Spud Specs: Spotting, Storing and Serving the Perfect Potato

November 23, 2016 by Kenmore

Potatoes in Colander with Burlap Sack and Paring Knife. Horizontal format shot from high angle.

When it comes to potatoes, there is more than meets the eye. Luckily, the Idaho Potato Commission has compiled the perfect list of dos and don’ts when it comes to purchasing, storing and serving the perfect spud.

Spotting the Perfect Spud

No, it might not be rocket science, but here are two tips.

  • Look for clean, smooth, firm textured skin that has neither bruises nor discolorations.
  • To ensure you’re buying genuine Idaho® potatoes, look for the “Grown in Idaho®” seal. While russets are the most famous, the state also grows Yukon Gold, Reds and Fingerlings. Only potatoes with this seal are the real deal.

Storing the Perfect Spud

Once you’re home, proper storage is key for keeping potatoes nutrient rich and fresh as long as possible.

  • Store in a cool, dry place but NEVER in the refrigerator. Refrigeration converts potato starch into sugar, creating a sweet taste and causing potatoes to darken prematurely when fried.
  • Don’t wash spuds until just before you use them. Washing them shortens their shelf life.
  • Avoid onions. Storing potatoes near onions can cause the potatoes to rot quicker due to the interaction of the gasses that both vegetables produce.
  • Remove potatoes from plastic bags and store in brown paper bags or on trays in a cool dark place where air can circulate around them.
  • For more tips and tricks on storage, watch this episode of Potato 101.

Serving the Perfect Spud

Since you followed all of these storage tips, you now are ready to serve your spotless spud!

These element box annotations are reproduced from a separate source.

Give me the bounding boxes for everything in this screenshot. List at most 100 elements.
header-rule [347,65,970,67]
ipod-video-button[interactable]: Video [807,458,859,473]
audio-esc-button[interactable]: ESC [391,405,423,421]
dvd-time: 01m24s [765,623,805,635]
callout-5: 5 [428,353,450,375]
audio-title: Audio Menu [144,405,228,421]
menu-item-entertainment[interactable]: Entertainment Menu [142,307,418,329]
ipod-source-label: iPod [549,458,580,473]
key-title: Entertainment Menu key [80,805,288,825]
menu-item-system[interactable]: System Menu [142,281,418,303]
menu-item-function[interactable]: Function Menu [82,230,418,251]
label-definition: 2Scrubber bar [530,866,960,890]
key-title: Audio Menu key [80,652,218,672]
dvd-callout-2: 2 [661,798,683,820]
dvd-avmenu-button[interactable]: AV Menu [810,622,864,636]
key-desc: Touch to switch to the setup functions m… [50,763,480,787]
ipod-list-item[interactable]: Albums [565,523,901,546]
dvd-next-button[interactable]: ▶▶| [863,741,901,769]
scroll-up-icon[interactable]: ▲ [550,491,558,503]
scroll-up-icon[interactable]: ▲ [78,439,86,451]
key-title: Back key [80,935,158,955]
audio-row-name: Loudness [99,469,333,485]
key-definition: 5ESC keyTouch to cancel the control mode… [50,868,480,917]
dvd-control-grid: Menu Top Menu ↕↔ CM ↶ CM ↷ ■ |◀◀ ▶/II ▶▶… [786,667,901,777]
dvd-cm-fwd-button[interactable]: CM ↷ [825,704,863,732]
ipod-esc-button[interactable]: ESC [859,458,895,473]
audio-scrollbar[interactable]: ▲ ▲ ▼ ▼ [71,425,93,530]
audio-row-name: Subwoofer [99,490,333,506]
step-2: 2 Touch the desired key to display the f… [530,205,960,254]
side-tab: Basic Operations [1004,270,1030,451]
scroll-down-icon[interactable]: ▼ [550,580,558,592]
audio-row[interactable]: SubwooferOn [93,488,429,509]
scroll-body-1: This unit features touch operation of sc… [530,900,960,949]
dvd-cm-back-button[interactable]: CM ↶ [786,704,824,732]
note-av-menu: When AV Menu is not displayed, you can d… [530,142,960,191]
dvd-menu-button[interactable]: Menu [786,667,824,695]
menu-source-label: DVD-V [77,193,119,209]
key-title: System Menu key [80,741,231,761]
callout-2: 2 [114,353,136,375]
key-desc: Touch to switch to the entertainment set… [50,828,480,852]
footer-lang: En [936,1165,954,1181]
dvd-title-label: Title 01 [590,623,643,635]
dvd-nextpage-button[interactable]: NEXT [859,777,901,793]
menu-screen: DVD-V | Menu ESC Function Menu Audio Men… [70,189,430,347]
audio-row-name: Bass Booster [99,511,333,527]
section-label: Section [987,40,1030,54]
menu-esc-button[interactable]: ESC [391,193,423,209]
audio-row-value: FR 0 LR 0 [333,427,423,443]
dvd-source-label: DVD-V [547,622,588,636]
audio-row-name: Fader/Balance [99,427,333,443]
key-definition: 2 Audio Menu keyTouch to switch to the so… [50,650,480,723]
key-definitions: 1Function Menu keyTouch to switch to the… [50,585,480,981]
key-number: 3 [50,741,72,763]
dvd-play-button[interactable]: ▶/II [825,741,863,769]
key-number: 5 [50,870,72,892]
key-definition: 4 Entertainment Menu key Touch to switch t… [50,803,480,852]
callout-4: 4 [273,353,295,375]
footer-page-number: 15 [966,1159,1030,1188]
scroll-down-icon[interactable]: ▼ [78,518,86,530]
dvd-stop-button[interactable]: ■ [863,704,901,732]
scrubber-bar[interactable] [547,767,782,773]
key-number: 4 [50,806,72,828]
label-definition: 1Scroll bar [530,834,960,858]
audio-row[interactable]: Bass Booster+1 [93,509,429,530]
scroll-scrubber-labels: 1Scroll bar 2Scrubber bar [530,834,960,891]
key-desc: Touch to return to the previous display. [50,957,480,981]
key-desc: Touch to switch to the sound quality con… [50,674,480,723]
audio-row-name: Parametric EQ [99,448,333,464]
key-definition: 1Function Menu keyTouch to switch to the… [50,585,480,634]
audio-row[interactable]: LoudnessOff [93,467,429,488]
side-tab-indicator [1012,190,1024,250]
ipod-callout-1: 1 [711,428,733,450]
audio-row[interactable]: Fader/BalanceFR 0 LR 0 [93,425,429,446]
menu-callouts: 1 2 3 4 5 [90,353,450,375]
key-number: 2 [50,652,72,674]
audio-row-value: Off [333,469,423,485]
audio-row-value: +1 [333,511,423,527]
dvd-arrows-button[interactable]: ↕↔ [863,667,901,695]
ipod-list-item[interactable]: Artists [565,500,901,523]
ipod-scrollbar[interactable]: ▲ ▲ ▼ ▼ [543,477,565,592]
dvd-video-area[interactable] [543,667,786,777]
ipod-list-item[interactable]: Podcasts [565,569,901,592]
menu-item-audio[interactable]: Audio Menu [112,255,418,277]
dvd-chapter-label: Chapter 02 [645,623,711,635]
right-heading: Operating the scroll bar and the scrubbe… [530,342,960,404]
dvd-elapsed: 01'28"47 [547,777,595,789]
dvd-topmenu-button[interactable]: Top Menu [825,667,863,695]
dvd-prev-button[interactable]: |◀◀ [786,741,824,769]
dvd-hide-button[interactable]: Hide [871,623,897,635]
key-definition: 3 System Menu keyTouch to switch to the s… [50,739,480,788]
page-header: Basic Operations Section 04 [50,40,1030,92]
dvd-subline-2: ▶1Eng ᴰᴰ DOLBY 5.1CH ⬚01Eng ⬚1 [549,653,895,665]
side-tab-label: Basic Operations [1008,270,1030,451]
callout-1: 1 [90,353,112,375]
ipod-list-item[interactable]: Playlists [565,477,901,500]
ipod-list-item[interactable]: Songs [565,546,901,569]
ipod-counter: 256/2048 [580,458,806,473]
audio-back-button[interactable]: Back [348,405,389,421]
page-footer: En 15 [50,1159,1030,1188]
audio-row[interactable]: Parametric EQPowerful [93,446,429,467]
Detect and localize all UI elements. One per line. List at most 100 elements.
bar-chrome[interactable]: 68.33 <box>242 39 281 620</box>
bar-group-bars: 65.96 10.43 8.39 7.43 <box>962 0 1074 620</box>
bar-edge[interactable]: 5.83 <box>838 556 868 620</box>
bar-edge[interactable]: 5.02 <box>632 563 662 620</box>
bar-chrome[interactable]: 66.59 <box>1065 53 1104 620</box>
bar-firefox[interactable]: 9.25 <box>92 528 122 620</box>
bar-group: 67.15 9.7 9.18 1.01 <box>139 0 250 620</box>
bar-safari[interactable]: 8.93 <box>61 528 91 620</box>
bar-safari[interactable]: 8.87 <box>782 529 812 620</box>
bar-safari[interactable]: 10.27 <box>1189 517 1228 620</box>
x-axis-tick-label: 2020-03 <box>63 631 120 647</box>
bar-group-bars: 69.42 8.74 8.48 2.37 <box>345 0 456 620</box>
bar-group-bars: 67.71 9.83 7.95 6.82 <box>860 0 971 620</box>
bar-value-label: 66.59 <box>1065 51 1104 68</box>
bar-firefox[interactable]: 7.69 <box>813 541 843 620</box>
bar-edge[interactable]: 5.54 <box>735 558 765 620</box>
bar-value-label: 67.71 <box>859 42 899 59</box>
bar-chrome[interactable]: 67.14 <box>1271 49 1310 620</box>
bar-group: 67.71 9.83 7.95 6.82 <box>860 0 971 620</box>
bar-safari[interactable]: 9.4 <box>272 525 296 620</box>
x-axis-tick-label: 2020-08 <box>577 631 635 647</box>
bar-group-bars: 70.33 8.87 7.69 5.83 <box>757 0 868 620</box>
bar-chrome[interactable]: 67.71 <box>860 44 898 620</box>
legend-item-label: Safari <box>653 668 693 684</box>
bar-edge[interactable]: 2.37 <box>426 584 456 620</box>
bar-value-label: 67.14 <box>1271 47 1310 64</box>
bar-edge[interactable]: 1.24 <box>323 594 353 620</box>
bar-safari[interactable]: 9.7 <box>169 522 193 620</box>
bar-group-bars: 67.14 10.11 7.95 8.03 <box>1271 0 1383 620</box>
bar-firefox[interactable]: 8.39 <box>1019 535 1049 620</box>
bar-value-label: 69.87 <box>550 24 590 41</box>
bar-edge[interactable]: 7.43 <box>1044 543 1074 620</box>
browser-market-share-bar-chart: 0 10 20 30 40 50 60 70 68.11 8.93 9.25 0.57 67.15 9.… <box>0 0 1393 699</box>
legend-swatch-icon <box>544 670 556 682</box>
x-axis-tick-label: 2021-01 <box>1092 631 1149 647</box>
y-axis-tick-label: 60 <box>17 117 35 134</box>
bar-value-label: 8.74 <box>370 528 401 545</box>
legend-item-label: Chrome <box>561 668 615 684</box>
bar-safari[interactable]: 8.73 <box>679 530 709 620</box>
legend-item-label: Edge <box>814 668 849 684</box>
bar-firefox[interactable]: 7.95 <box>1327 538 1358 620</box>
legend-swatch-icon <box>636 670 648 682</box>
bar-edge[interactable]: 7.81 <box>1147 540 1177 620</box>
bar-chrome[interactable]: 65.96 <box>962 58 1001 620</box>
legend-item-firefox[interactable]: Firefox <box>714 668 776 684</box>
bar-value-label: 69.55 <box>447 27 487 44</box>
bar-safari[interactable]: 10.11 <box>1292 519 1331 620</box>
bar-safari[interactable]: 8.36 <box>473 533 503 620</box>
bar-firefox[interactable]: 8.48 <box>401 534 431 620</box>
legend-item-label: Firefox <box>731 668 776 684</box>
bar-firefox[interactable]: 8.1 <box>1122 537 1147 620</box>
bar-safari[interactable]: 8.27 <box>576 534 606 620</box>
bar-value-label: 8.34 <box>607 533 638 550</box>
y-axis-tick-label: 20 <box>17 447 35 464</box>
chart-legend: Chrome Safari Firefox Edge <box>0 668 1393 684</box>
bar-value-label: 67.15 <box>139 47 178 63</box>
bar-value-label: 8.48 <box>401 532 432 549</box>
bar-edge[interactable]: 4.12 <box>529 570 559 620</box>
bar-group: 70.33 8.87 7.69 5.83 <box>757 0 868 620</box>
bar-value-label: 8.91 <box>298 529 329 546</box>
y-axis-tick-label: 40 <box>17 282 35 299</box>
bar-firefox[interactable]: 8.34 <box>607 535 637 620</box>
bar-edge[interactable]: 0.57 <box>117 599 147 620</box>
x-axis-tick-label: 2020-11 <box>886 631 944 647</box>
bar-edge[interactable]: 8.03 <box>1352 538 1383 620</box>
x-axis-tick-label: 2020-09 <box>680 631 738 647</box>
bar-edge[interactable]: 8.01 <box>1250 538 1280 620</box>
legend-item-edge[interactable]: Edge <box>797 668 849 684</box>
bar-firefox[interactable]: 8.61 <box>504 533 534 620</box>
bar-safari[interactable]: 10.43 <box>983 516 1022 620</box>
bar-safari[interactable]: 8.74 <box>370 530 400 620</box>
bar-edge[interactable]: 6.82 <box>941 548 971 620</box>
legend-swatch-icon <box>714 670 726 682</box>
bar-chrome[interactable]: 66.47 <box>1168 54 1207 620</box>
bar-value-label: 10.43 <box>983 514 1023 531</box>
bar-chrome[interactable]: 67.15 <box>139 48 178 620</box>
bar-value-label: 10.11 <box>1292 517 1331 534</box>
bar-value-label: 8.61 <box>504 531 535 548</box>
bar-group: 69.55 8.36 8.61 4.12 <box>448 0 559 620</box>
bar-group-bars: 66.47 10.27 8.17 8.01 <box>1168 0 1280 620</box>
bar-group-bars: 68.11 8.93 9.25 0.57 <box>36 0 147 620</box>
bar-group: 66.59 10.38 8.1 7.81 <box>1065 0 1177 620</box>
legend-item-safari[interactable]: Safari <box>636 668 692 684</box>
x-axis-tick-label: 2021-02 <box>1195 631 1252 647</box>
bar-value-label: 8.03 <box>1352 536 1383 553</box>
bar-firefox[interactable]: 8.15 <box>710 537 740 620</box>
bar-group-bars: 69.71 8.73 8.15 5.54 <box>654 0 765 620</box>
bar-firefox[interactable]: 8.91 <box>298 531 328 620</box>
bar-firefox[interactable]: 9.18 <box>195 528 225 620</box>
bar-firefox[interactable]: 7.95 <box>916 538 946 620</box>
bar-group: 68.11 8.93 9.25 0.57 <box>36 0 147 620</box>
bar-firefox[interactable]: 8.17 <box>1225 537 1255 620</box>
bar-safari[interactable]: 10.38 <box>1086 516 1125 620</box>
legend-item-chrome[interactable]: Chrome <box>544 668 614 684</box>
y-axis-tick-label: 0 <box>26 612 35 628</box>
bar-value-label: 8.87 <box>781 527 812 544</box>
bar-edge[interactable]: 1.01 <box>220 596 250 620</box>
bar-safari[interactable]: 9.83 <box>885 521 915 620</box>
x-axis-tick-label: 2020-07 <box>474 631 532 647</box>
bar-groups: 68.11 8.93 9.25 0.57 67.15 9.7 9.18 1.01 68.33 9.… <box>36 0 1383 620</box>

  • When possible, steam or bake rather than boil your potatoes to help retain nutrients.
  • For those of you who have ever gone camping, this may come as a surprise. Never bake your potato in aluminum foil. It traps steam and actually boils instead of bakes your potato. Who knew?
  • Bake the perfect potato every time! Scrub it, pierce the skin two or three times with a fork and place the potato directly on the oven rack at 450⁰F for 50 to 60 minutes.
  • For a crispier skin on your baked potato, rub the skin with a light coating of vegetable oil, olive oil, margarine or butter.
  • The best way to open a baked potato is with a fork not a knife! A knife will flatten the surface and alter the normally fluffy texture of a baked Idaho spud. Instead, pierce the potato with a fork once lengthwise and crosswise. Press the potato at both ends and it will “blossom!”
  • When cooking mashed potatoes, add a bouillon cube to the boiling water. Save the liquid and add as needed when mashing. This trick enhances the flavor of the potato and eliminates the need for cream or butter.
  • It’s very important to keep your mashed potatoes hot while mixing them. This is why milk should be heated and the butter at room temperature before adding.
  • Don’t over beat. Over beating causes starchy, sticky mashed potatoes.